Failure to Document Verbal Abuse Allegation in Resident Medical Record and Risk Management System
Penalty
Summary
The deficiency involves the facility’s failure to maintain a complete and accurate medical record and risk management documentation for a resident who alleged verbal abuse by a CNA. The resident, who had multiple diagnoses including atherosclerotic heart disease, hemiplegia and hemiparesis following cerebral infarction, dysphagia, paraplegia, hypertension, hyperlipidemia, a history of recurrent pneumonia and falls, and gastrostomy status, was cognitively intact with a BIMS score of 13/15. On a specified date, the resident reported that a CNA told him to "shut the f**k up." The nurse manager responded to the scene, ensured the resident was safe, and immediately reported the allegation to the Administrator, who then went to the resident’s room.
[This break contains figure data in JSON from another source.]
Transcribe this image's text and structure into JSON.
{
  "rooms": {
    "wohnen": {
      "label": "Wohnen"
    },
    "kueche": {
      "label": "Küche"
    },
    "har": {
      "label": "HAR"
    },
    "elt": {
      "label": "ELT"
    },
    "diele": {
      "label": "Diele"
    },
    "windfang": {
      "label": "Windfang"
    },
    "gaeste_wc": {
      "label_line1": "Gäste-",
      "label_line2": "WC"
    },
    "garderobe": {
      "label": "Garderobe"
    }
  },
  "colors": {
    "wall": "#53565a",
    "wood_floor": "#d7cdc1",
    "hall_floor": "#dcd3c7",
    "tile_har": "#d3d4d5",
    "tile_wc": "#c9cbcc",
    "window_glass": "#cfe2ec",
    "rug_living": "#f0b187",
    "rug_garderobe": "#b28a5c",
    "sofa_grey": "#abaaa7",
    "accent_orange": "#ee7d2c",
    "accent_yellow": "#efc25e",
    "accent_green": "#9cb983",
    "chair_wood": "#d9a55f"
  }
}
Despite these actions, the allegation of verbal abuse was not entered into the resident’s medical record and was not documented in the facility’s risk management system, contrary to facility policy and the Charting and Documentation policy, which required that any events, incidents, or accidents involving a resident be recorded in the medical record. The Administrator acknowledged that all incidents were required to be entered into the risk management system and that this did not occur for this resident. The DON confirmed that incidents, including verbal abuse, should have been documented in risk management and somewhere in the resident’s clinical chart, such as psychosocial progress notes, but no such documentation was found for this incident.